Abid Salwan is a deck cadet who started his seafaring journey in 2017. Having obtained his Certificate of Competency (CoC) Class 3 in October 2021, he reminisces on his journey as a seafarer during the pandemic.
As a seafarer, Abid faced troubled waters when the pandemic first broke out. The vessel he was on was off the coast of the USA, but due to the strict travel restrictions, Abid and his crewmates were not allowed on shore after reaching port. Whilst Abid had been on board for nine long months, completing his phase two cadetship training contract, some of his other crewmates had been on board for an exhausting 15 months.
To add to their discomfort, the entire crew were all made to wear a mask and full personal protective equipment suits.
With his entire crew being alienated from those onshore, it was hard to imagine that things could get any worse –but it did. Abid started developing a skin allergy that was aggravated by the cold weather in the US and received news that his father had a cardiac arrest in Singapore.
Abid urgently contacted the management of his company through the proper channels to request his signing-off from the ship as soon as possible since he had fulfilled his contract and wanted to attend to his allergies and visit his father in the hospital.
However, Abid’s request could not be dealt with immediately due to the international scale of other seafarers that had to be attended to as well. Eventually, after many appeals between the captain and port authorities, Abid was able to receive proper medical attention onshore.
Union Steps In
Later on, Abid reached out to Senior Manager Mr Wilfred Thiang from the Wavelink Maritime Institute (WMI) – the training arm of Singapore Maritime Officers’ Union (SMOU) – whom he had kept in contact since his training period.
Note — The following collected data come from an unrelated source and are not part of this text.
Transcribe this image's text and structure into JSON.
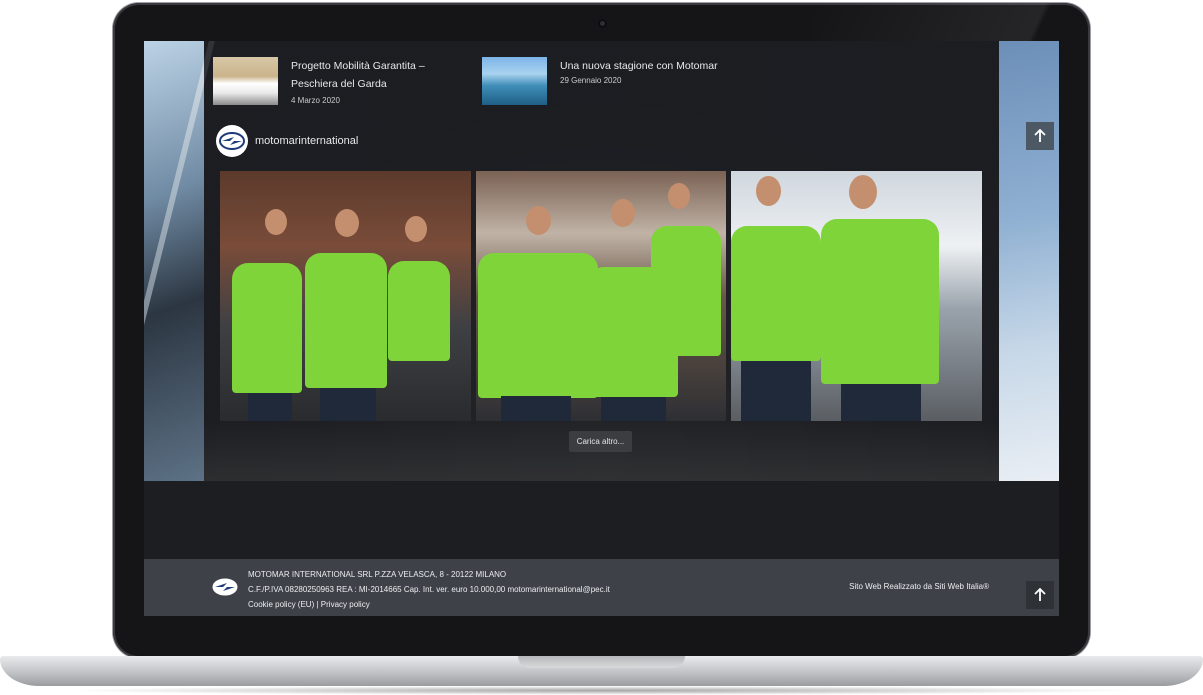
{
  "posts": [
    {
      "title_line1": "Progetto Mobilità Garantita –",
      "title_line2": "Peschiera del Garda",
      "date": "4 Marzo 2020"
    },
    {
      "title_line1": "Una nuova stagione con Motomar",
      "title_line2": "",
      "date": "29 Gennaio 2020"
    }
  ],
  "instagram": {
    "username": "motomarinternational",
    "load_more": "Carica altro..."
  },
  "footer": {
    "line1": "MOTOMAR INTERNATIONAL SRL P.ZZA VELASCA, 8 - 20122 MILANO",
    "line2": "C.F./P.IVA 08280250963 REA : MI-2014665 Cap. Int. ver. euro 10.000,00 motomarinternational@pec.it",
    "cookie_link": "Cookie policy (EU)",
    "separator": "|",
    "privacy_link": "Privacy policy",
    "credit": "Sito Web Realizzato da Siti Web Italia®"
  },
  "icons": {
    "back_to_top": "arrow-up-icon",
    "logo": "motomar-logo-icon"
  },
  "colors": {
    "content_bg": "#202226",
    "footer_bg": "#3e4148",
    "accent_shirt_green": "#7fd43a"
  }
}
SMOU helped pave the way for Abid and his other crew members as it had a good relationship with the management of the shipping company in Singapore. The union managed to bring Abid’s predicament to the company’s attention and found opportunities and ways for the crew to sign off.
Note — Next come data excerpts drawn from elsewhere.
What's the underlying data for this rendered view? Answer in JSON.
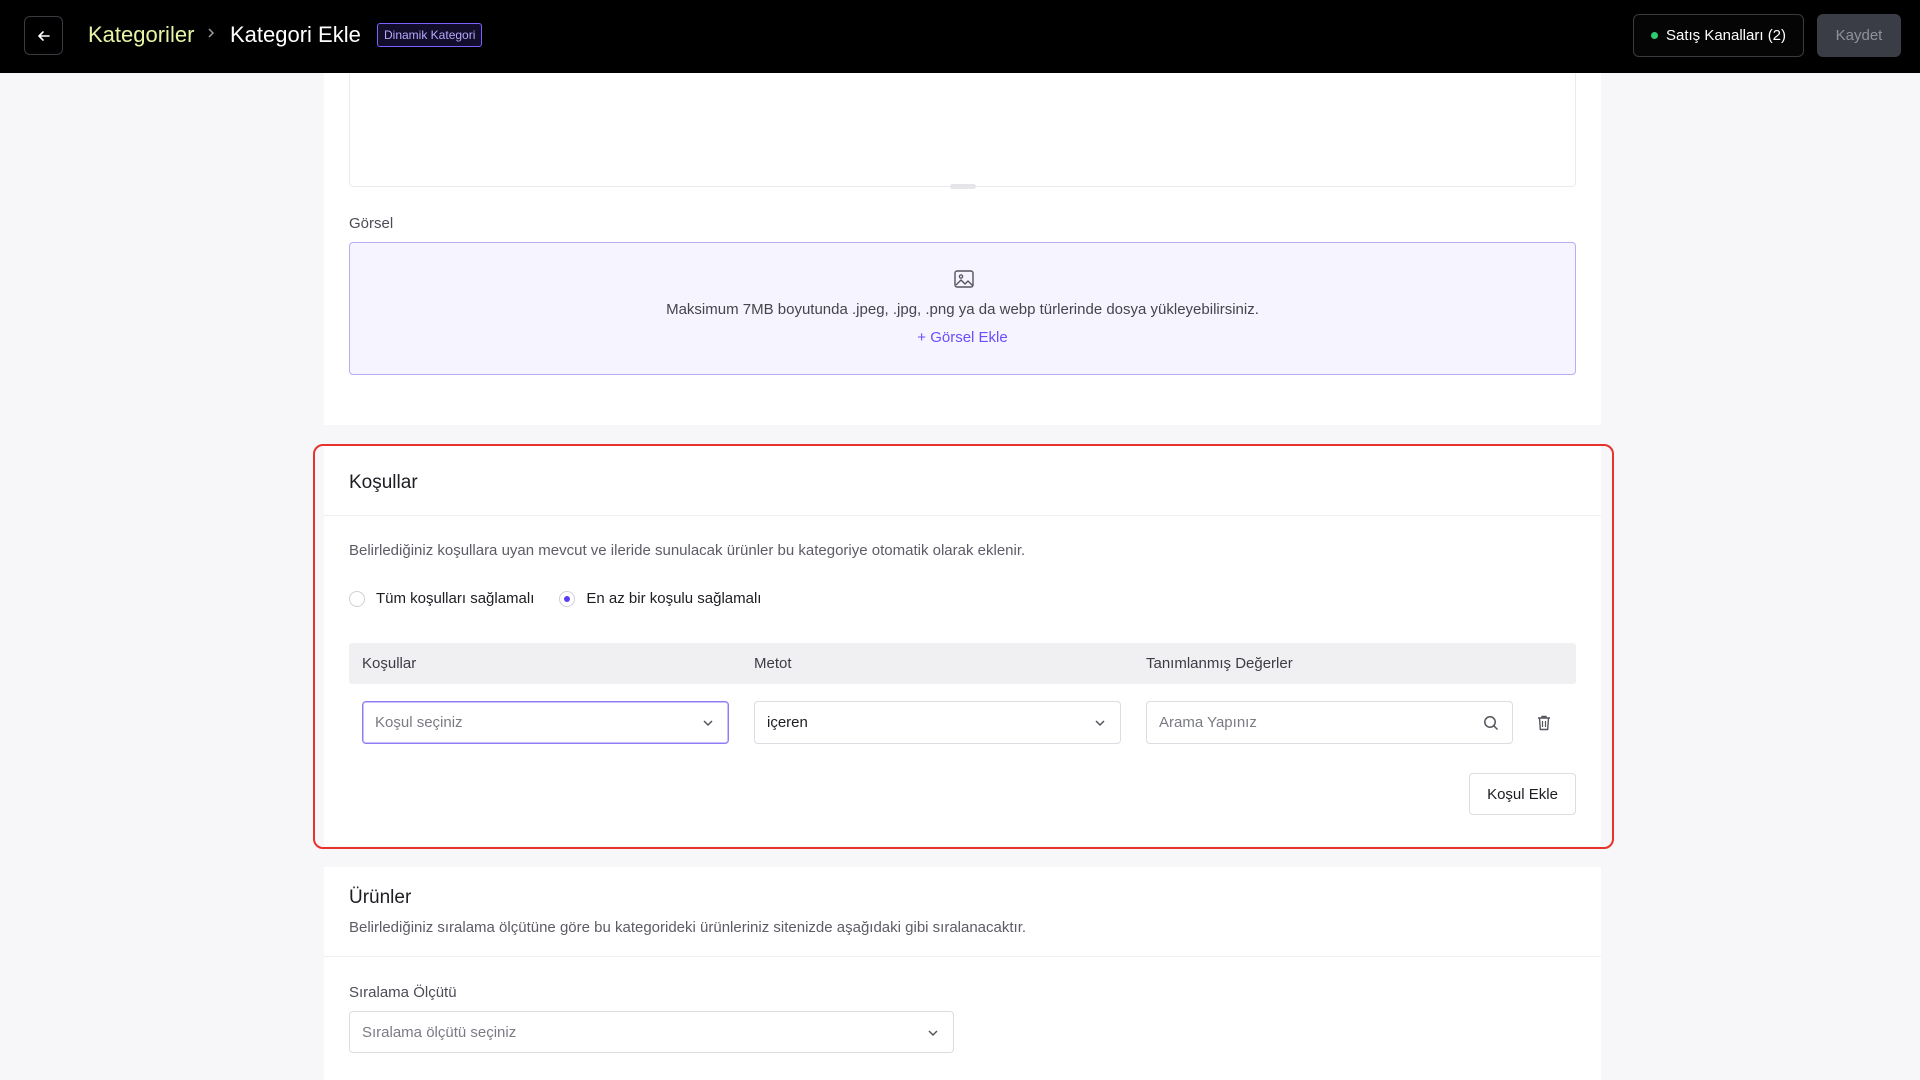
{
  "header": {
    "breadcrumb_root": "Kategoriler",
    "breadcrumb_separator": ">",
    "breadcrumb_current": "Kategori Ekle",
    "badge": "Dinamik Kategori",
    "channels_label": "Satış Kanalları (2)",
    "save_label": "Kaydet"
  },
  "image_section": {
    "label": "Görsel",
    "hint": "Maksimum 7MB boyutunda .jpeg, .jpg, .png ya da webp türlerinde dosya yükleyebilirsiniz.",
    "add_label": "+ Görsel Ekle"
  },
  "conditions": {
    "title": "Koşullar",
    "description": "Belirlediğiniz koşullara uyan mevcut ve ileride sunulacak ürünler bu kategoriye otomatik olarak eklenir.",
    "options": [
      {
        "label": "Tüm koşulları sağlamalı",
        "selected": false
      },
      {
        "label": "En az bir koşulu sağlamalı",
        "selected": true
      }
    ],
    "columns": [
      "Koşullar",
      "Metot",
      "Tanımlanmış Değerler"
    ],
    "row": {
      "condition_placeholder": "Koşul seçiniz",
      "method_value": "içeren",
      "values_placeholder": "Arama Yapınız"
    },
    "add_label": "Koşul Ekle"
  },
  "products": {
    "title": "Ürünler",
    "description": "Belirlediğiniz sıralama ölçütüne göre bu kategorideki ürünleriniz sitenizde aşağıdaki gibi sıralanacaktır.",
    "sort_label": "Sıralama Ölçütü",
    "sort_placeholder": "Sıralama ölçütü seçiniz"
  },
  "colors": {
    "accent": "#6b4eff",
    "highlight": "#e8322c",
    "breadcrumb": "#e9f5a6",
    "status_dot": "#2ecc71"
  }
}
“I am really grateful to be representing Singapore in speaking up for the plight of seafarers. When talking to other crews, I realised how privileged we are to be under the care of the union. They really love to work on Singapore-flagged ships, because SMOU is trustworthy and will be there for them”, Abid said.
Seeing that the ship was en route to Panama and China which at that time were very strict on their crew change policies, the only option would be their ship’s next destination: Singapore.
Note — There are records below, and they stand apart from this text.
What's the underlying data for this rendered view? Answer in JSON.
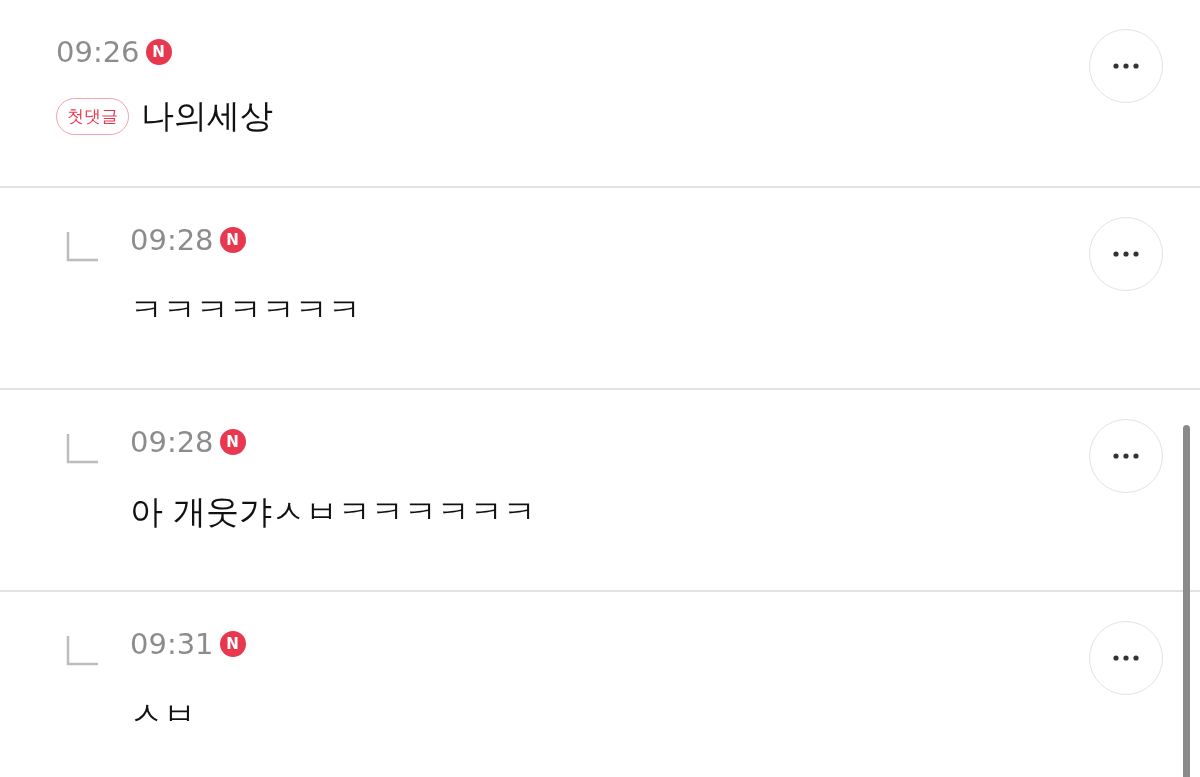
{
  "comments": [
    {
      "kind": "comment",
      "time": "09:26",
      "new_mark": "N",
      "badge": "첫댓글",
      "text": "나의세상"
    },
    {
      "kind": "reply",
      "time": "09:28",
      "new_mark": "N",
      "text": "ㅋㅋㅋㅋㅋㅋㅋ"
    },
    {
      "kind": "reply",
      "time": "09:28",
      "new_mark": "N",
      "text": "아 개웃갸ㅅㅂㅋㅋㅋㅋㅋㅋ"
    },
    {
      "kind": "reply",
      "time": "09:31",
      "new_mark": "N",
      "text": "ㅅㅂ"
    }
  ]
}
Despite delays due to the pandemic, Abid fulfilled a total of 18 months of sea-time as a cadet. After being assisted in the crew change process, he was all set to complete phase three of his training back in Singapore – the CoC Class 3 Preparatory Course, and passed the examinations on his first attempt. It was during this time that Abid applied for courses to upskill himself under the MaritimeSG Together Package with a grant of 90 per cent of course fees. Furthermore, he was given vouchers from NTUC FairPrice and Lighthouse Bistro as part of the union’s ‘Gift for You’ initiative which was offered to SMOU union members in celebration of the union’s anniversary.
With the support of SMOU, WMI, his shipping company, NTUC’s e2i, as well as his family and friends, Abid was finally able to complete phase three of the Tripartite Nautical Training Award programme to obtain his CoC and continues to sail further in his career, hoping to inspire others interested in the maritime industry.